For the second crash, it comes from the fact that an exception has bubbled up the async/await code. The way the TPL does it in this case, is to enqueue a new work item on the threadpool which is simply going to rethrow the exception. This has the effect of crashing the process. This is the expected behavior in case of an unhandled exception on a threadpool thread. I will investigate further where this exception comes from.
Comment 3 Ludovic Henry 2016-01-29 19:11:41 UTC
Hello TJ,

The issue lie in the way the GC scan registers on ARM. We are missing some of them leading to a object being freed, while it's still accessible. The fix is available here : https://github.com/mono/mono/pull/2540. With it, I can run for tens of thousands of collections without a crash.

I am checking with @kumpera when and we were we will have a release with this fix.

Thank you again,
Comment 4 T.J. Purtell 2016-01-29 19:33:02 UTC
Interesting, thank you very much for tracking this down! :)
Comment 5 T.J. Purtell 2016-02-02 06:06:25 UTC
It definitely seems a bit weird that PC, SP, or LR have a GC root that isn't scanned for other reasons.  The patch seems to add a lot of roots and perhaps this alters the timing so that it makes the problem "disappear".
Comment 6 Ludovic Henry 2016-02-02 13:36:37 UTC
The previous issue arise when we would suspend the thread on the loopback of Interlocked.Exchange. The implementation is as follow:

> 0x17220c <+92>:   dmb    sy // full memory barrier
> 0x172210 <+96>:   ldrex  lr, [r0] // lr= *r0
> 0x172214 <+100>:  strex  r12, r1, [r0] // *r0 = r1, r12 = succcess?
> 0x172218 <+104>:  cmp    r12, #0 // r12 == success?
> 0x17221c <+108>:  bne    0x17220c // loop back if not success - it would crash if suspended here
> ...
> 0x172228 <+120>:  mov    r1, lr // r1 = lr, we would scan r1, but it's too late.

The issue was we wouldn't scan the LR register as it's at word 15 of MonoContext, but on ARM we would only scan 14 words. We would then not pin, or even mark the obj which has just been CAS. We would have garbage in LR reg as it wouldn't point to the appropriate object anymore (potentially garbage).

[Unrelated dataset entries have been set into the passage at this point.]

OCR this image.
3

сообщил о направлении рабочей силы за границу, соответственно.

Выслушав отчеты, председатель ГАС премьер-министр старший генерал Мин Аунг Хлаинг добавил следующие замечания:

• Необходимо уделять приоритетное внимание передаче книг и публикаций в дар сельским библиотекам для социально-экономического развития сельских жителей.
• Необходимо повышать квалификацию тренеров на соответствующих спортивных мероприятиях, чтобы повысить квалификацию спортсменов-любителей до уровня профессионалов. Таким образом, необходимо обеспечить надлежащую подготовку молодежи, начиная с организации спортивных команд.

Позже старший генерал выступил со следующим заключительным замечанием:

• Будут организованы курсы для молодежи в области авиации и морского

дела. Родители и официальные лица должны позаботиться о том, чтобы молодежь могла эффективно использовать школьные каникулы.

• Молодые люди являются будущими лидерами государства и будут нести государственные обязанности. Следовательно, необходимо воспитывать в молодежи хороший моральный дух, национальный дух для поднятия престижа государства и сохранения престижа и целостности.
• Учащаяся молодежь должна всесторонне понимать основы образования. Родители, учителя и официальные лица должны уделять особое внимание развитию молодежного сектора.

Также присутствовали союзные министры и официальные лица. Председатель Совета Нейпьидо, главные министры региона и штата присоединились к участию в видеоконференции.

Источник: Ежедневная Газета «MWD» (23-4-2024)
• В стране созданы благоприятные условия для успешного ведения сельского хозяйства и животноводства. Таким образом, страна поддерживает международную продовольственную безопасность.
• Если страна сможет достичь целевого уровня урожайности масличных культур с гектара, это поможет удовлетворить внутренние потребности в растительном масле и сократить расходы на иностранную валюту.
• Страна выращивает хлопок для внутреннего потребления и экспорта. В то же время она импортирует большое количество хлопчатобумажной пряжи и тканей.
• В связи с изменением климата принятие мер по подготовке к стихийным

The time taken by scanning here is not relevant, as it's the location of the suspend that had an influence. So scanning more regs will not change anything, and even performance wise, we now scan 34 words, instead of 14, so that will not change anything substantial.
Comment 7 T.J. Purtell 2016-02-02 18:38:23 UTC
Ah, I see.  The special named register is not so special here :).  Now, I can see why this was so tricky to track down.  I am hopeful this might fix some other random crash type issues that I see from the field, but never was able to get a concrete repro case for, since it seems it would affect many things including concurrent collection types.  Excited to try it out!
Comment 8 Rajneesh Kumar 2016-03-01 14:06:28 UTC
I have checked this issue and, I am successfully able to build and run attached test sample provided in Bug description.
[Build Info: Master]

Screencast: http://www.screencast.com/t/I8gWAmMRtKh

This issue has been fixed in master, I will Re-Verify this issue when fix will merged in release branch.

Device info: iPhone 4s iOS Version 9.2(13C75)
Environment Info: https://gist.github.com/Rajneesh360Logica/323f4278de7f7ea50229
Application Output: https://gist.github.com/Rajneesh360Logica/8e7ba9298b44c72314a2
Comment 9 Rajneesh Kumar 2016-03-03 13:47:41 UTC
I have checked this issue with the following build from C6SR2:

I observed that this issue is working fine with this build. I am successfully able to build and run attached test sample provided in Bug 38012 description.

Screencast: http://www.screencast.com/t/ySisudGS
Device info: iPhone 4s iOS Version 9.2(13C75)

This issue has been fixed, hence I am closing this issue.